BMW Introduces New Models at Intermot - Motorcycle.com
Cologne, Germany’s fourth largest city, is hosting the famous Intermot show this week where BMW made some exciting announcements. Peter Muller, executive vice president of development and model lines for BMW Motorrad spoke about the present objectives and future plans for the company, including the S1000RR and the K1300 line, including the S, R and GT. Plus, the new K bikes finally get rid of BMW’s complex three-button turnsignal switchgear!
Muller first spoke about the developments within the company over the past year, including the success of the HP2 Sport. He then delved into details regarding the S1000RR. The completely new motorcycle for 2009 will have a 1000cc inline-four-cylinder engine and weigh less than 452 lbs fuelled up. The new double R will also boast dynamic traction control as well as ABS.
“The S1000RR will be thrilling to ride, both on the road and the racetrack,” says Muller. “Handling, power delivery and power-to-weight will be top level.” Instead of allowing attendees of the show to get a peak at the bike, however, they brought along the race-ready World Superbike version to be ridden next season by Ruben Xaus and Troy Corser.
BMW has been on an intense mission in the motorcycle sector in an attempt to expand its model line, and in turn, market share. BMW Motorrad President, Hendrik von Kuenheim spoke of their “...Continuing offensive with undiminished momentum.”

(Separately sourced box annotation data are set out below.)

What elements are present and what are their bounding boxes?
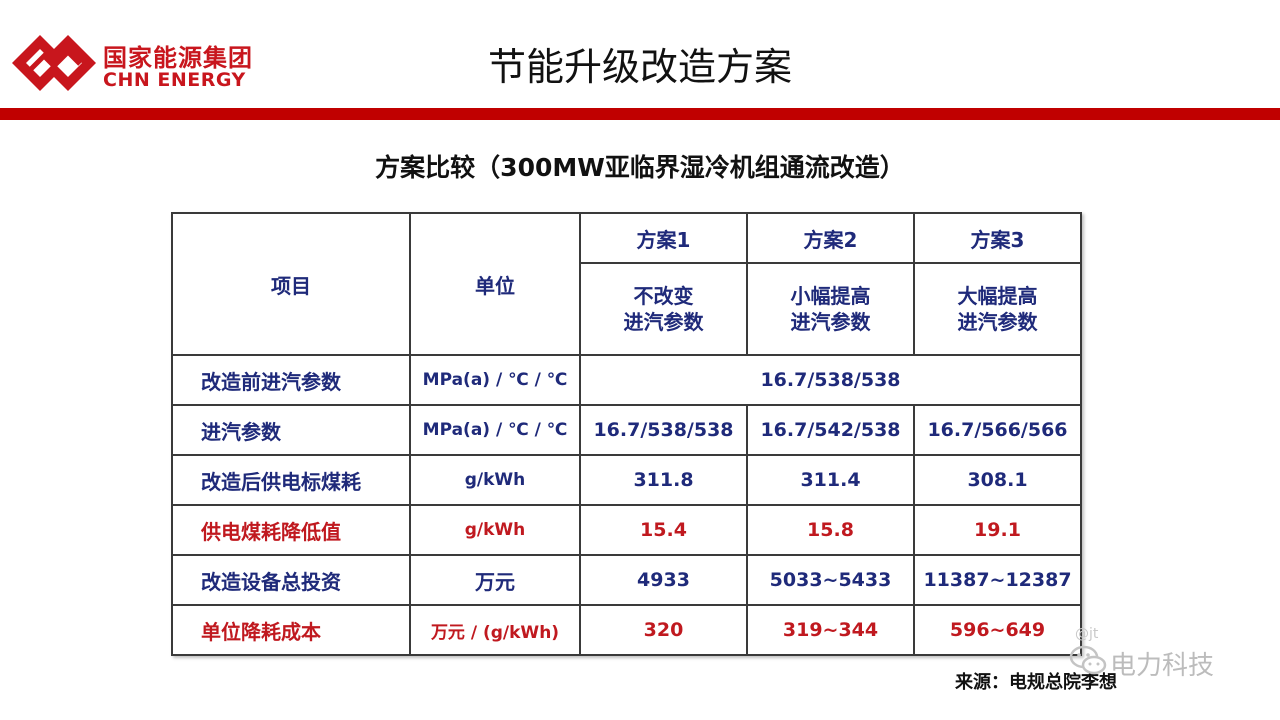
table-row: 供电煤耗降低值 g/kWh 15.4 15.8 19.1 [171,504,1082,556]
scheme-3-desc-line1: 大幅提高 [957,284,1038,308]
source-note: 来源：电规总院李想 [955,672,1117,693]
header-scheme-1: 方案1 [579,212,748,264]
page-title: 节能升级改造方案 [487,45,792,89]
comparison-table: 项目 单位 方案1 方案2 方案3 不改变 进汽参数 小幅提高 进汽参数 大幅提高进… [171,212,1082,656]
watermark-text: 电力科技 [1110,651,1215,681]
header-unit: 单位 [409,212,581,356]
cell-scheme-3: 308.1 [913,454,1082,506]
scheme-1-desc: 不改变 进汽参数 [579,262,748,356]
header-scheme-3: 方案3 [913,212,1082,264]
cell-scheme-2: 319~344 [746,604,915,656]
brand-name-cn: 国家能源集团 [103,44,253,72]
table-row: 改造设备总投资 万元 4933 5033~5433 11387~12387 [171,554,1082,606]
table-row: 改造后供电标煤耗 g/kWh 311.8 311.4 308.1 [171,454,1082,506]
scheme-2-desc-line1: 小幅提高 [790,284,871,308]
row-label: 改造设备总投资 [171,554,411,606]
scheme-3-desc-line2: 进汽参数 [957,310,1038,334]
cell-scheme-1: 4933 [579,554,748,606]
table-title: 方案比较（300MW亚临界湿冷机组通流改造） [375,153,905,182]
header-scheme-2: 方案2 [746,212,915,264]
row-unit: MPa(a) / ℃ / ℃ [409,354,581,406]
watermark-handle: @jt [1075,626,1099,642]
cell-scheme-2: 311.4 [746,454,915,506]
cell-scheme-3: 11387~12387 [913,554,1082,606]
row-value-merged: 16.7/538/538 [579,354,1082,406]
brand-name-en: CHN ENERGY [103,69,246,91]
cell-scheme-3: 19.1 [913,504,1082,556]
header-divider-bar [0,108,1280,120]
cell-scheme-1: 16.7/538/538 [579,404,748,456]
scheme-2-desc-line2: 进汽参数 [790,310,871,334]
cell-scheme-3: 596~649 [913,604,1082,656]
cell-scheme-1: 320 [579,604,748,656]
table-row: 进汽参数 MPa(a) / ℃ / ℃ 16.7/538/538 16.7/54… [171,404,1082,456]
scheme-2-desc: 小幅提高 进汽参数 [746,262,915,356]
cell-scheme-1: 311.8 [579,454,748,506]
cell-scheme-2: 15.8 [746,504,915,556]
scheme-1-desc-line1: 不改变 [633,284,694,308]
row-label: 改造前进汽参数 [171,354,411,406]
row-label: 供电煤耗降低值 [171,504,411,556]
scheme-1-desc-line2: 进汽参数 [623,310,704,334]
row-label: 改造后供电标煤耗 [171,454,411,506]
row-label: 进汽参数 [171,404,411,456]
header-item: 项目 [171,212,411,356]
row-label: 单位降耗成本 [171,604,411,656]
cell-scheme-2: 16.7/542/538 [746,404,915,456]
cell-scheme-1: 15.4 [579,504,748,556]
row-unit: MPa(a) / ℃ / ℃ [409,404,581,456]
cell-scheme-3: 16.7/566/566 [913,404,1082,456]
chn-energy-logo-icon [12,35,96,91]
row-unit: 万元 / (g/kWh) [409,604,581,656]
row-unit: g/kWh [409,454,581,506]
row-unit: g/kWh [409,504,581,556]
row-unit: 万元 [409,554,581,606]
table-row: 单位降耗成本 万元 / (g/kWh) 320 319~344 596~649 [171,604,1082,656]
scheme-3-desc: 大幅提高 进汽参数 [913,262,1082,356]
wechat-icon [1069,645,1107,675]
table-row: 改造前进汽参数 MPa(a) / ℃ / ℃ 16.7/538/538 [171,354,1082,406]
cell-scheme-2: 5033~5433 [746,554,915,606]
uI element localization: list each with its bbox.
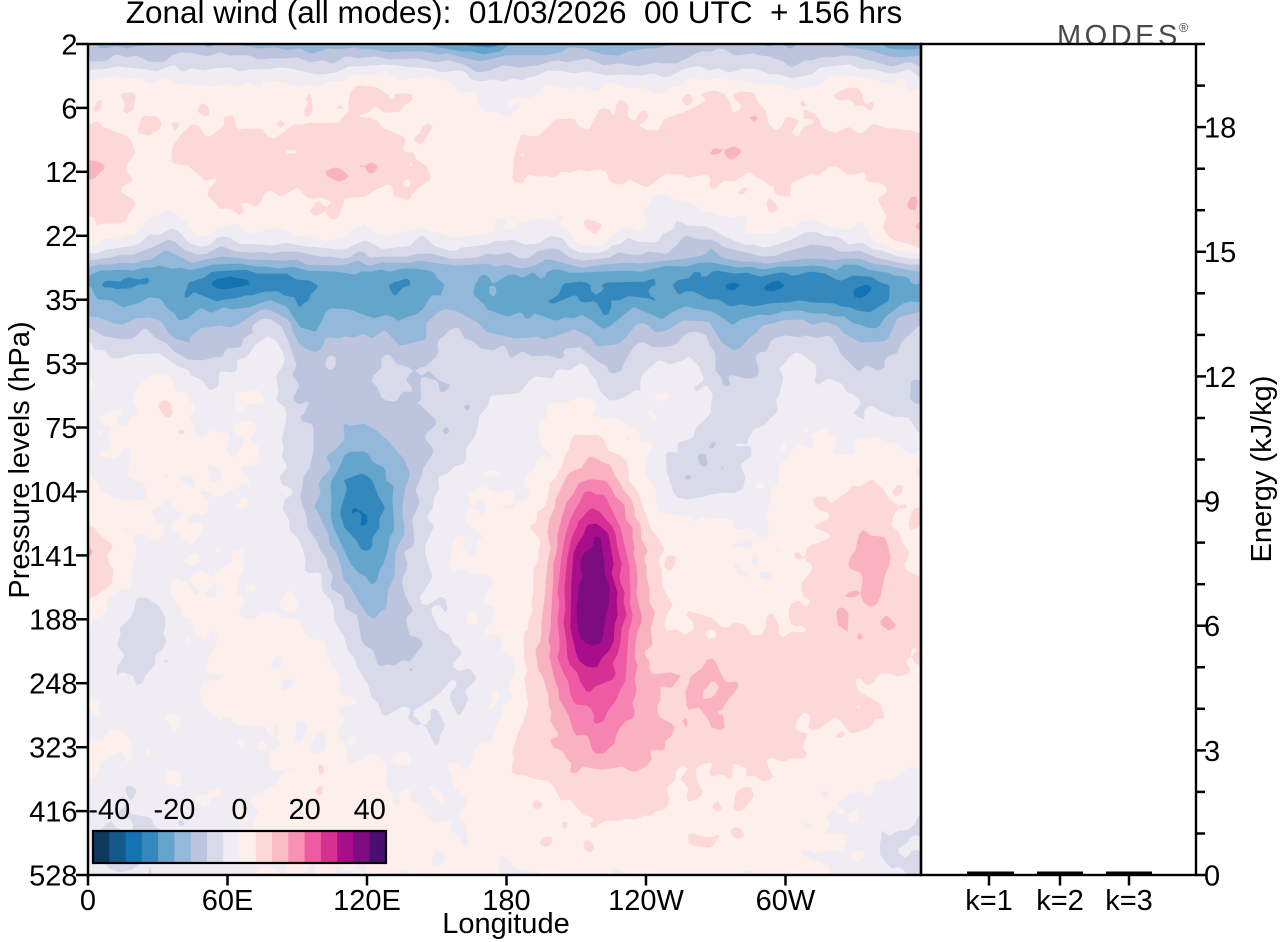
- svg-text:Energy (kJ/kg): Energy (kJ/kg): [1246, 376, 1278, 563]
- svg-text:12: 12: [45, 157, 77, 189]
- svg-text:53: 53: [45, 349, 77, 381]
- svg-text:60E: 60E: [202, 885, 254, 917]
- svg-text:0: 0: [231, 794, 247, 826]
- svg-text:248: 248: [29, 669, 77, 701]
- svg-text:-20: -20: [153, 794, 195, 826]
- svg-text:6: 6: [1204, 611, 1220, 643]
- svg-text:0: 0: [80, 885, 96, 917]
- svg-text:75: 75: [45, 413, 77, 445]
- svg-text:9: 9: [1204, 486, 1220, 518]
- svg-text:®: ®: [1179, 21, 1189, 35]
- svg-text:2: 2: [61, 29, 77, 61]
- svg-text:120E: 120E: [333, 885, 401, 917]
- svg-text:188: 188: [29, 605, 77, 637]
- svg-text:104: 104: [29, 477, 77, 509]
- svg-text:22: 22: [45, 221, 77, 253]
- svg-text:40: 40: [354, 794, 386, 826]
- svg-text:Pressure levels (hPa): Pressure levels (hPa): [4, 321, 36, 598]
- svg-text:k=3: k=3: [1105, 885, 1153, 917]
- svg-text:141: 141: [29, 541, 77, 573]
- svg-text:12: 12: [1204, 362, 1236, 394]
- svg-text:20: 20: [288, 794, 320, 826]
- svg-text:6: 6: [61, 93, 77, 125]
- svg-text:180: 180: [482, 885, 530, 917]
- svg-text:Longitude: Longitude: [442, 908, 569, 940]
- svg-text:15: 15: [1204, 237, 1236, 269]
- svg-text:416: 416: [29, 797, 77, 829]
- svg-text:120W: 120W: [608, 885, 684, 917]
- svg-text:3: 3: [1204, 736, 1220, 768]
- svg-text:18: 18: [1204, 113, 1236, 145]
- svg-text:Zonal wind (all modes): 01/03: Zonal wind (all modes): 01/03/2026 00 UT…: [126, 0, 903, 30]
- svg-text:-40: -40: [88, 794, 130, 826]
- svg-text:35: 35: [45, 285, 77, 317]
- svg-text:60W: 60W: [756, 885, 816, 917]
- svg-text:k=1: k=1: [965, 885, 1013, 917]
- svg-text:0: 0: [1204, 860, 1220, 892]
- svg-text:323: 323: [29, 733, 77, 765]
- svg-text:k=2: k=2: [1036, 885, 1084, 917]
- svg-text:528: 528: [29, 860, 77, 892]
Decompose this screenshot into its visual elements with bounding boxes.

Contributing to this drive is the new K1300 line – a sporty, dynamic and versatile bunch, offering a wide spectrum of performance-infused bikes catering to a variety of riders. This reaffirms BMW’s objective by making motorcycles more people will want to ride. After the HP2 Sport and now seeing the S1000RR and K1300s, our only question is – “Why didn’t they do it sooner?”
The successor to the K1200S, the much-updated and upgraded K1300S is officially the most powerful production BMW motorcycle to date. Engine displacement is up to 1,293cc from 1,157cc thanks to an increase in bore and stroke. Combined with a stratospheric 13.0:1 compression ratio, the S is said to pump out 175 hp and 103 ft-lbs of torque at the crankshaft, with those numbers being reached at 9,250 rpm and 8,250 rpm, respectively. Torque has been increased over 7 ft-lbs throughout the 2,000-8,000 rpm range. A revised exhaust system uses a shorter muffler with electronically controlled flap management and a three-way catalytic converter.
The S also offers HP Gearshift Assistance, which allows upshifting without use of the clutch or interrupting the power delivery. Traction control is an option. All-new bodywork is claimed to route wind around a rider more efficiently. Weighing in at 560 lbs full of fuel, the S tips the scales about 20 lbs less than Suzuki’s tank-full Hayabusa, while offering about 20 less horsepower - just to put things into perspective for you.
BMW is marketing the R as “The most powerful naked bikes of all time.” The same 1,293cc powerplant and running gear found the S is used in the R, although slightly modified for the requirements of this large-displacement standard. Due to these changes, the R maxes out at 173 hp and 103 ft-lbs of torque. The R also shares the same basic suspension DNA with the S, but has been lowered and stretched out from the previous model to ensure that its 536-lb (tank-empty) stature has optimum balance and agility.
The R also boasts BMW’s new take on turnsignal switches. Instead of a left-side button to indicate a left turn and a similar one on the right, plus a third switch to cancel them, the new Ks all have a single switch that is operated by a rider’s left hand – just like the rest of the world (except Harley)!.The R can also be ordered with the optional HP Gearshift Assistance, the next generation of ESA and ASC (Anti-Slip Control).
Although the GT also shares the same powerplant and running gear as the aforementioned 1300s, it is a different beast indeed. Intended for what BMW is calling ‘Dynamic Touring,’ the 1,293cc inline-four engine is tuned for 160 hp and 99 ft-lbs of torque.
The riding position is much more upright than the sportier S and R and also comes with a larger front fairing and hard side bags for storage. No doubt the GT will allow for long, curve-cutting rides with more power and style than the K1200GT with an increase in torque, particularly in the low to mid-range over its predecessor.
Its windshield is electrically adjustable over a 4-inch range and can be repositioned on its mounts to suit riders of various heights. Like all K bikes, a lower seat is available from the factory. The GT’s seat can be set at two different heights, and its handlebars are adjustable over a 1.6-inch range. All the usual options – traction control, ESA, tire-pressure monitoring, heated grips, etc. – can also be found on the GT.